Nangayi Guyson, AfricaNews reporter in Kampala, Uganda
US President Barack Obama warned Africans that terrorist groups like al-Qaeda saw their "innocent" lives as cheap, in a personal challenge to extremists on the continent after the Uganda bombings. Obama was reacting to recent two bomb attacks in Uganda killing 76 people while watching the World Cup.

A US official meanwhile branded al-Qaeda, linked to the Somalia-based al-shabab group which claimed responsibilities for the attacks, as "racist", as the United States cranked up its diplomatic response to increasingly active extremists in Africa.
Obama, leveraging his African heritage and popularity on the continent, took direct aim at Al-Shabaab and al-Qaeda after attacks on crowds in Kampala glued to the World Cup final on Sunday killed at least 76 people.
"What you’ve seen in some of the statements that have been made by these terrorist organizations is that they do not regard African life as valuable in and of itself," Obama told the South African Broadcasting Corporation (SABC).
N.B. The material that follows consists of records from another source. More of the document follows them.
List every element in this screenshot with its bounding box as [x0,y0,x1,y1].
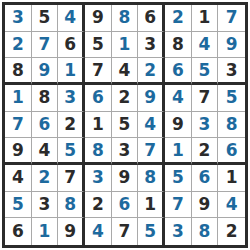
cell-r4c2[interactable]: 8 [32,85,59,112]
cell-r7c6[interactable]: 8 [138,165,165,192]
cell-r5c1[interactable]: 7 [5,112,32,139]
cell-r7c8[interactable]: 6 [192,165,219,192]
cell-r3c2[interactable]: 9 [32,58,59,85]
cell-r4c7[interactable]: 4 [165,85,192,112]
cell-r3c9[interactable]: 3 [218,58,245,85]
cell-r5c2[interactable]: 6 [32,112,59,139]
cell-r8c6[interactable]: 1 [138,192,165,219]
cell-r6c5[interactable]: 3 [112,138,139,165]
cell-r9c9[interactable]: 2 [218,218,245,245]
cell-r2c6[interactable]: 3 [138,32,165,59]
cell-r4c3[interactable]: 3 [58,85,85,112]
cell-r3c5[interactable]: 4 [112,58,139,85]
cell-r9c1[interactable]: 6 [5,218,32,245]
cell-r2c2[interactable]: 7 [32,32,59,59]
cell-r2c3[interactable]: 6 [58,32,85,59]
cell-r5c5[interactable]: 5 [112,112,139,139]
cell-r1c6[interactable]: 6 [138,5,165,32]
cell-r7c1[interactable]: 4 [5,165,32,192]
cell-r5c4[interactable]: 1 [85,112,112,139]
cell-r7c9[interactable]: 1 [218,165,245,192]
cell-r2c1[interactable]: 2 [5,32,32,59]
cell-r5c9[interactable]: 8 [218,112,245,139]
cell-r9c3[interactable]: 9 [58,218,85,245]
cell-r7c4[interactable]: 3 [85,165,112,192]
cell-r2c9[interactable]: 9 [218,32,245,59]
cell-r9c4[interactable]: 4 [85,218,112,245]
cell-r6c2[interactable]: 4 [32,138,59,165]
cell-r4c5[interactable]: 2 [112,85,139,112]
cell-r6c3[interactable]: 5 [58,138,85,165]
cell-r6c7[interactable]: 1 [165,138,192,165]
sudoku-board: 3549862172765138498917426531836294757621… [2,2,248,248]
cell-r1c2[interactable]: 5 [32,5,59,32]
cell-r1c3[interactable]: 4 [58,5,85,32]
cell-r3c7[interactable]: 6 [165,58,192,85]
cell-r6c6[interactable]: 7 [138,138,165,165]
cell-r8c7[interactable]: 7 [165,192,192,219]
cell-r1c9[interactable]: 7 [218,5,245,32]
cell-r4c4[interactable]: 6 [85,85,112,112]
cell-r3c4[interactable]: 7 [85,58,112,85]
cell-r8c8[interactable]: 9 [192,192,219,219]
cell-r9c7[interactable]: 3 [165,218,192,245]
cell-r6c4[interactable]: 8 [85,138,112,165]
cell-r7c5[interactable]: 9 [112,165,139,192]
cell-r2c7[interactable]: 8 [165,32,192,59]
cell-r1c7[interactable]: 2 [165,5,192,32]
cell-r9c6[interactable]: 5 [138,218,165,245]
cell-r1c1[interactable]: 3 [5,5,32,32]
cell-r5c8[interactable]: 3 [192,112,219,139]
cell-r7c7[interactable]: 5 [165,165,192,192]
cell-r4c6[interactable]: 9 [138,85,165,112]
cell-r6c9[interactable]: 6 [218,138,245,165]
cell-r3c6[interactable]: 2 [138,58,165,85]
cell-r5c7[interactable]: 9 [165,112,192,139]
cell-r8c4[interactable]: 2 [85,192,112,219]
cell-r9c5[interactable]: 7 [112,218,139,245]
cell-r4c1[interactable]: 1 [5,85,32,112]
cell-r2c5[interactable]: 1 [112,32,139,59]
cell-r4c9[interactable]: 5 [218,85,245,112]
cell-r8c1[interactable]: 5 [5,192,32,219]
cell-r8c2[interactable]: 3 [32,192,59,219]
cell-r3c3[interactable]: 1 [58,58,85,85]
cell-r5c6[interactable]: 4 [138,112,165,139]
cell-r2c8[interactable]: 4 [192,32,219,59]
cell-r4c8[interactable]: 7 [192,85,219,112]
cell-r2c4[interactable]: 5 [85,32,112,59]
cell-r7c2[interactable]: 2 [32,165,59,192]
cell-r7c3[interactable]: 7 [58,165,85,192]
cell-r3c1[interactable]: 8 [5,58,32,85]
cell-r5c3[interactable]: 2 [58,112,85,139]
cell-r6c8[interactable]: 2 [192,138,219,165]
cell-r6c1[interactable]: 9 [5,138,32,165]
cell-r8c3[interactable]: 8 [58,192,85,219]
cell-r1c8[interactable]: 1 [192,5,219,32]
cell-r1c5[interactable]: 8 [112,5,139,32]
cell-r1c4[interactable]: 9 [85,5,112,32]
cell-r9c8[interactable]: 8 [192,218,219,245]
cell-r8c5[interactable]: 6 [112,192,139,219]
cell-r8c9[interactable]: 4 [218,192,245,219]
cell-r9c2[interactable]: 1 [32,218,59,245]
cell-r3c8[interactable]: 5 [192,58,219,85]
"They see it as a potential place where you can carry out ideological battles that kill innocents without regard to long-term consequences for their short-term tactical gains," he said in the interview broadcast on Wednesday.
Obama's intervention marked the first, direct comments by the president, whose father was Kenyan, on the Kampala bombings.
A senior American official made clear Obama was taking a direct swipe at the ideology and motives of al-Qaeda affiliates on the continent, which US intelligence agencies say are the extremist group's most active franchises.